Active Learning for Machine Learning Driven Molecular Dynamics
Kevin Bachelor, Sanya Murdeshwar, Daniel Sabo, Razvan Marinescu
TL;DR
This work tackles the challenge of efficiently exploring biomolecular conformations with machine-learned coarse-grained potentials that risk under-sampling. It introduces an active-learning loop around the CGSchNet model that uses RMSD-based frame selection to identify coverage gaps, backmaps selected frames to all-atom space, queries an AA oracle via OpenMM, and augments the CG training data with the resulting AA information. Empirically, this approach expands conformational exploration and yields a 33.05% improvement in Wasserstein-1 distance in TICA space on a Chignolin benchmark, with notable improvements in bond-length and bond-angle distributions and increased trajectory stability.
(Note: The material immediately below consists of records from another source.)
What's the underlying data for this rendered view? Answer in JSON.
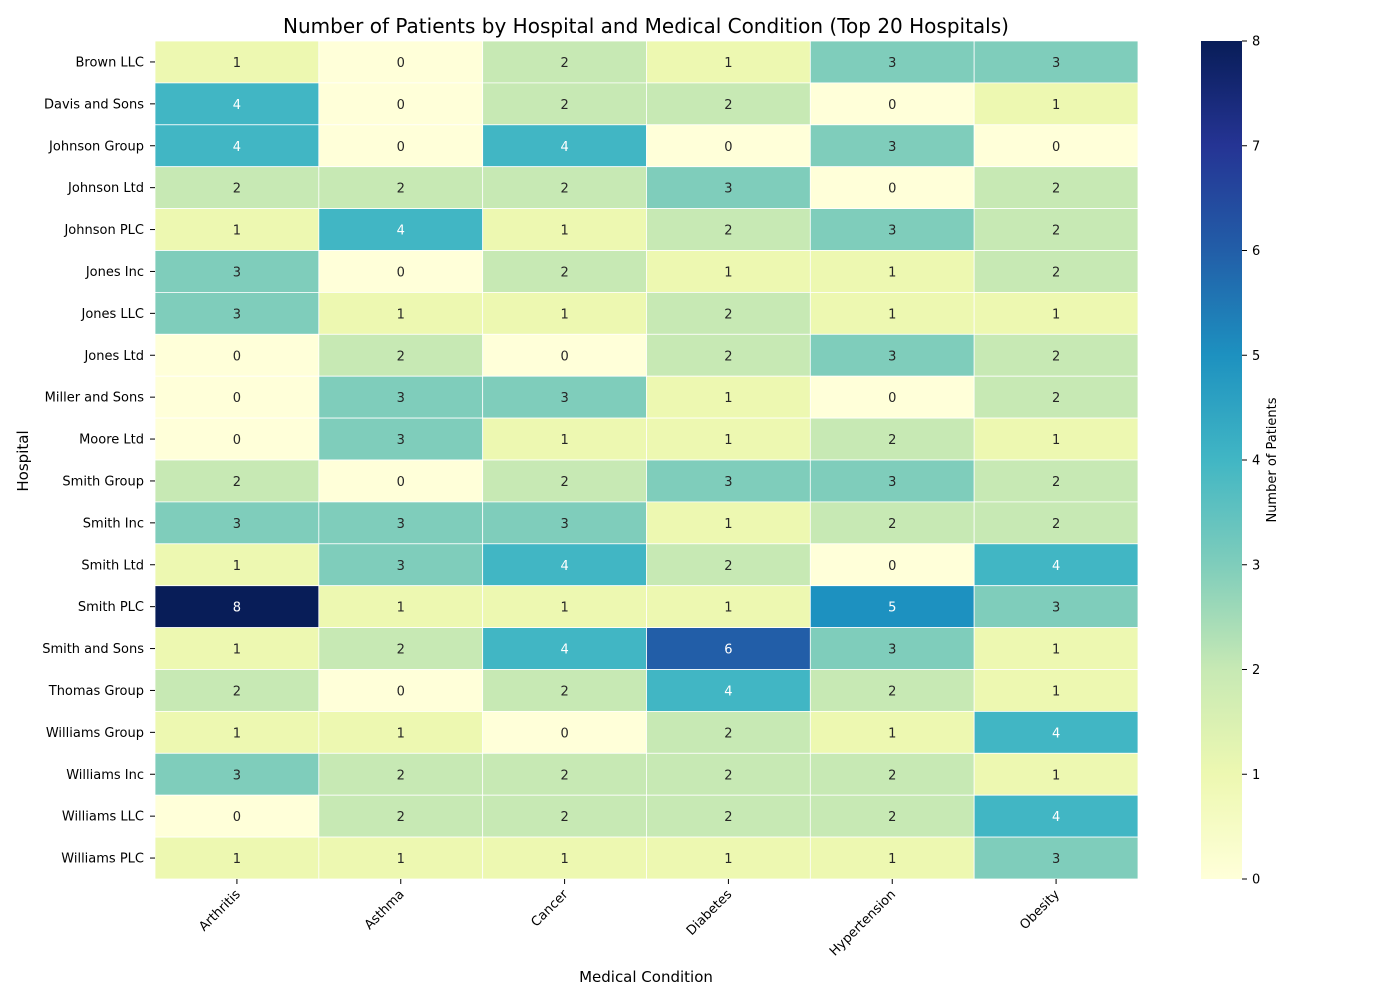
{
  "chart_data": {
    "type": "heatmap",
    "title": "Number of Patients by Hospital and Medical Condition (Top 20 Hospitals)",
    "xlabel": "Medical Condition",
    "ylabel": "Hospital",
    "colorbar_label": "Number of Patients",
    "colormap": "YlGnBu",
    "color_range": [
      0,
      8
    ],
    "colorbar_ticks": [
      "0",
      "1",
      "2",
      "3",
      "4",
      "5",
      "6",
      "7",
      "8"
    ],
    "annotated": true,
    "x_categories": [
      "Arthritis",
      "Asthma",
      "Cancer",
      "Diabetes",
      "Hypertension",
      "Obesity"
    ],
    "y_categories": [
      "Brown LLC",
      "Davis and Sons",
      "Johnson Group",
      "Johnson Ltd",
      "Johnson PLC",
      "Jones Inc",
      "Jones LLC",
      "Jones Ltd",
      "Miller and Sons",
      "Moore Ltd",
      "Smith Group",
      "Smith Inc",
      "Smith Ltd",
      "Smith PLC",
      "Smith and Sons",
      "Thomas Group",
      "Williams Group",
      "Williams Inc",
      "Williams LLC",
      "Williams PLC"
    ],
    "values": [
      [
        1,
        0,
        2,
        1,
        3,
        3
      ],
      [
        4,
        0,
        2,
        2,
        0,
        1
      ],
      [
        4,
        0,
        4,
        0,
        3,
        0
      ],
      [
        2,
        2,
        2,
        3,
        0,
        2
      ],
      [
        1,
        4,
        1,
        2,
        3,
        2
      ],
      [
        3,
        0,
        2,
        1,
        1,
        2
      ],
      [
        3,
        1,
        1,
        2,
        1,
        1
      ],
      [
        0,
        2,
        0,
        2,
        3,
        2
      ],
      [
        0,
        3,
        3,
        1,
        0,
        2
      ],
      [
        0,
        3,
        1,
        1,
        2,
        1
      ],
      [
        2,
        0,
        2,
        3,
        3,
        2
      ],
      [
        3,
        3,
        3,
        1,
        2,
        2
      ],
      [
        1,
        3,
        4,
        2,
        0,
        4
      ],
      [
        8,
        1,
        1,
        1,
        5,
        3
      ],
      [
        1,
        2,
        4,
        6,
        3,
        1
      ],
      [
        2,
        0,
        2,
        4,
        2,
        1
      ],
      [
        1,
        1,
        0,
        2,
        1,
        4
      ],
      [
        3,
        2,
        2,
        2,
        2,
        1
      ],
      [
        0,
        2,
        2,
        2,
        2,
        4
      ],
      [
        1,
        1,
        1,
        1,
        1,
        3
      ]
    ],
    "cell_colors": {
      "0": "#ffffd9",
      "1": "#edf8b1",
      "2": "#c7e9b4",
      "3": "#7fcdbb",
      "4": "#41b6c4",
      "5": "#1d91c0",
      "6": "#225ea8",
      "7": "#253494",
      "8": "#081d58"
    },
    "colorbar_gradient": [
      "#ffffd9",
      "#edf8b1",
      "#c7e9b4",
      "#7fcdbb",
      "#41b6c4",
      "#1d91c0",
      "#225ea8",
      "#253494",
      "#081d58"
    ]
  }
}
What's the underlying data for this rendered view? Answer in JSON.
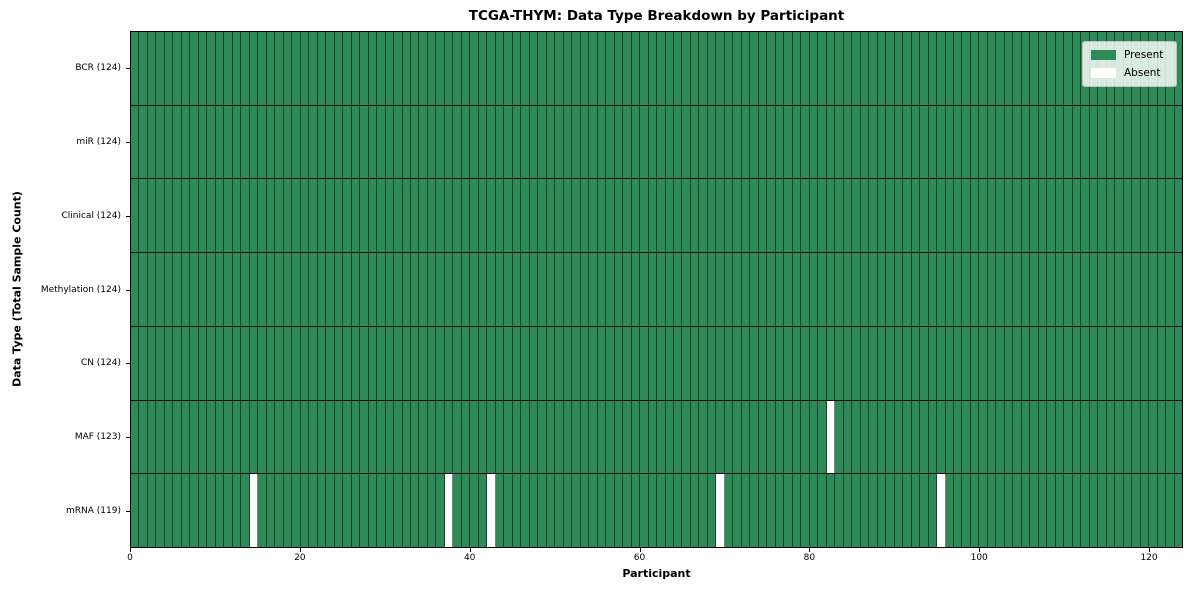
{
  "title": "TCGA-THYM: Data Type Breakdown by Participant",
  "xlabel": "Participant",
  "ylabel": "Data Type (Total Sample Count)",
  "legend": {
    "present_label": "Present",
    "absent_label": "Absent"
  },
  "colors": {
    "present": "#2e8b57",
    "absent": "#ffffff"
  },
  "chart_data": {
    "type": "heatmap",
    "title": "TCGA-THYM: Data Type Breakdown by Participant",
    "xlabel": "Participant",
    "ylabel": "Data Type (Total Sample Count)",
    "n_participants": 124,
    "x_ticks": [
      0,
      20,
      40,
      60,
      80,
      100,
      120
    ],
    "xlim": [
      0,
      124
    ],
    "grid": true,
    "legend_position": "upper right",
    "legend_entries": [
      "Present",
      "Absent"
    ],
    "value_meaning": {
      "1": "Present",
      "0": "Absent"
    },
    "rows": [
      {
        "data_type": "BCR",
        "label": "BCR (124)",
        "total_samples": 124,
        "absent_participants": []
      },
      {
        "data_type": "miR",
        "label": "miR (124)",
        "total_samples": 124,
        "absent_participants": []
      },
      {
        "data_type": "Clinical",
        "label": "Clinical (124)",
        "total_samples": 124,
        "absent_participants": []
      },
      {
        "data_type": "Methylation",
        "label": "Methylation (124)",
        "total_samples": 124,
        "absent_participants": []
      },
      {
        "data_type": "CN",
        "label": "CN (124)",
        "total_samples": 124,
        "absent_participants": []
      },
      {
        "data_type": "MAF",
        "label": "MAF (123)",
        "total_samples": 123,
        "absent_participants": [
          82
        ]
      },
      {
        "data_type": "mRNA",
        "label": "mRNA (119)",
        "total_samples": 119,
        "absent_participants": [
          14,
          37,
          42,
          69,
          95
        ]
      }
    ]
  }
}
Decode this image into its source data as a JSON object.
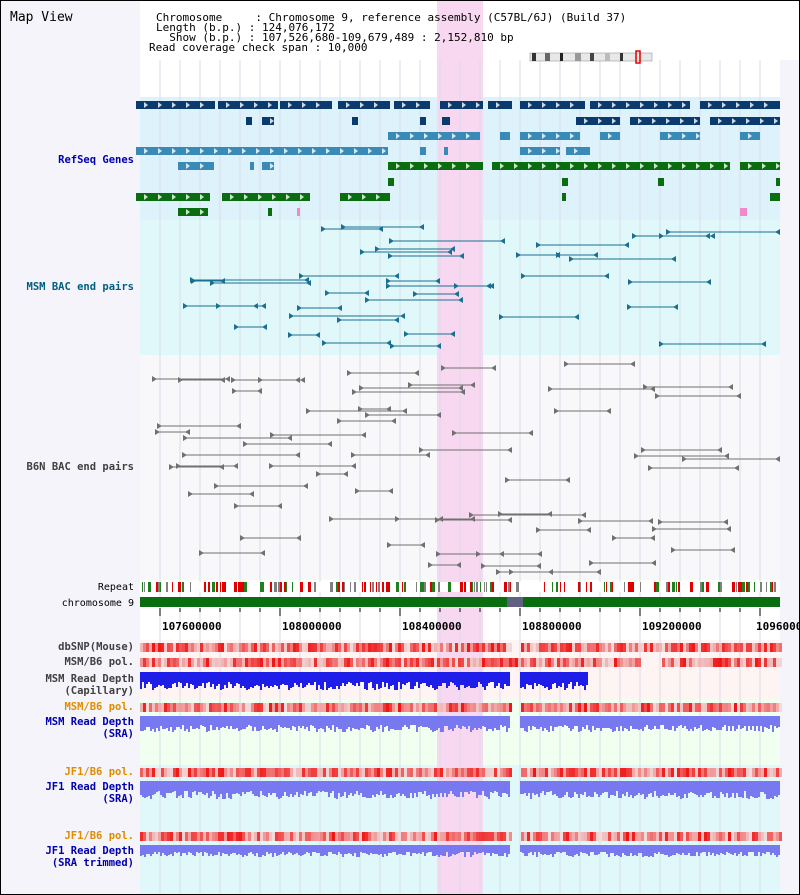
{
  "view_title": "Map View",
  "header": {
    "chromosome_line": "Chromosome     : Chromosome 9, reference assembly (C57BL/6J) (Build 37)",
    "length_line": "Length (b.p.) : 124,076,172",
    "show_line": "  Show (b.p.) : 107,526,680-109,679,489 : 2,152,810 bp",
    "coverage_line": "Read coverage check span : 10,000"
  },
  "tracks": {
    "refseq": "RefSeq Genes",
    "msm_bac": "MSM BAC end pairs",
    "b6n_bac": "B6N BAC end pairs",
    "repeat": "Repeat",
    "chromosome": "chromosome 9",
    "dbsnp": "dbSNP(Mouse)",
    "msm_b6_pol": "MSM/B6 pol.",
    "msm_read_depth_cap_1": "MSM Read Depth",
    "msm_read_depth_cap_2": "(Capillary)",
    "msm_b6_pol_2": "MSM/B6 pol.",
    "msm_read_depth_sra_1": "MSM Read Depth",
    "msm_read_depth_sra_2": "(SRA)",
    "jf1_b6_pol": "JF1/B6 pol.",
    "jf1_read_depth_sra_1": "JF1 Read Depth",
    "jf1_read_depth_sra_2": "(SRA)",
    "jf1_b6_pol_2": "JF1/B6 pol.",
    "jf1_read_depth_trim_1": "JF1 Read Depth",
    "jf1_read_depth_trim_2": "(SRA trimmed)"
  },
  "axis": {
    "ticks": [
      "107600000",
      "108000000",
      "108400000",
      "108800000",
      "109200000",
      "1096000"
    ]
  },
  "colors": {
    "refseq_dark": "#0a3a6e",
    "refseq_mid": "#3a8ab8",
    "refseq_green": "#0a6e10",
    "highlight": "#f8d8f0",
    "msm_bg": "#e0f8fa",
    "snp_bg": "#f0fff0",
    "depth_blue": "#1e1ee8",
    "depth_light": "#7878f0"
  }
}
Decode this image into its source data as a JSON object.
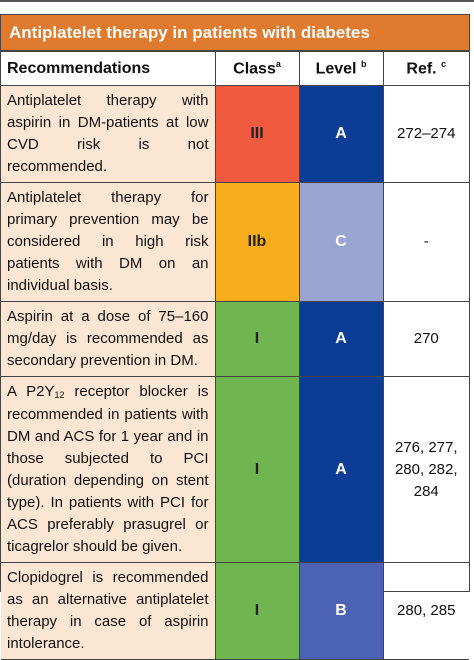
{
  "title": "Antiplatelet therapy in patients with diabetes",
  "headers": {
    "recommendations": "Recommendations",
    "class": "Class",
    "class_sup": "a",
    "level": "Level",
    "level_sup": "b",
    "ref": "Ref.",
    "ref_sup": "c"
  },
  "colors": {
    "title_bg": "#e07a2e",
    "rec_bg": "#fbe6d3",
    "class_III": "#f05a3e",
    "class_IIb": "#f8ae1c",
    "class_I": "#6fb550",
    "level_A": "#0b3c96",
    "level_B": "#4b62b5",
    "level_C": "#9aa4d0"
  },
  "rows": [
    {
      "recommendation": "Antiplatelet therapy with aspirin in DM-patients at low CVD risk is not recommended.",
      "class": "III",
      "class_color": "#f05a3e",
      "level": "A",
      "level_color": "#0b3c96",
      "ref": "272–274"
    },
    {
      "recommendation": "Antiplatelet therapy for primary prevention may be considered in high risk patients with DM on an individual basis.",
      "class": "IIb",
      "class_color": "#f8ae1c",
      "level": "C",
      "level_color": "#9aa4d0",
      "ref": "-"
    },
    {
      "recommendation": "Aspirin at a dose of 75–160 mg/day is recommended as secondary prevention in DM.",
      "class": "I",
      "class_color": "#6fb550",
      "level": "A",
      "level_color": "#0b3c96",
      "ref": "270"
    },
    {
      "recommendation_pre": "A P2Y",
      "recommendation_sub": "12",
      "recommendation_post": " receptor blocker is recommended in patients with DM and ACS for 1 year and in those subjected to PCI (duration depending on stent type). In patients with PCI for ACS preferably prasugrel or ticagrelor should be given.",
      "class": "I",
      "class_color": "#6fb550",
      "level": "A",
      "level_color": "#0b3c96",
      "ref": "276, 277, 280, 282, 284"
    },
    {
      "recommendation": "Clopidogrel is recommended as an alternative antiplatelet therapy in case of aspirin intolerance.",
      "class": "I",
      "class_color": "#6fb550",
      "level": "B",
      "level_color": "#4b62b5",
      "ref": "280, 285"
    }
  ]
}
The framework preserves CG efficiency while providing targeted, on-the-fly corrections to data coverage, offering a practical path to more reliable ML-driven MD in drug discovery and related fields, and highlighting avenues for improved backmapping and acquisition strategies.
Abstract
Machine-learned coarse-grained (CG) potentials are fast, but degrade over time when simulations reach under-sampled bio-molecular conformations, and generating widespread all-atom (AA) data to combat this is computationally infeasible. We propose a novel active learning (AL) framework for CG neural network potentials in molecular dynamics (MD). Building on the CGSchNet model, our method employs root mean squared deviation (RMSD)-based frame selection from MD simulations in order to generate data on-the-fly by querying an oracle during the training of a neural network potential. This framework preserves CG-level efficiency while correcting the model at precise, RMSD-identified coverage gaps. By training CGSchNet, a coarse-grained neural network potential, we empirically show that our framework explores previously unseen configurations and trains the model on unexplored regions of conformational space. Our active learning framework enables a CGSchNet model trained on the Chignolin protein to achieve a 33.05\% improvement in the Wasserstein-1 (W1) metric in Time-lagged Independent Component Analysis (TICA) space on an in-house benchmark suite.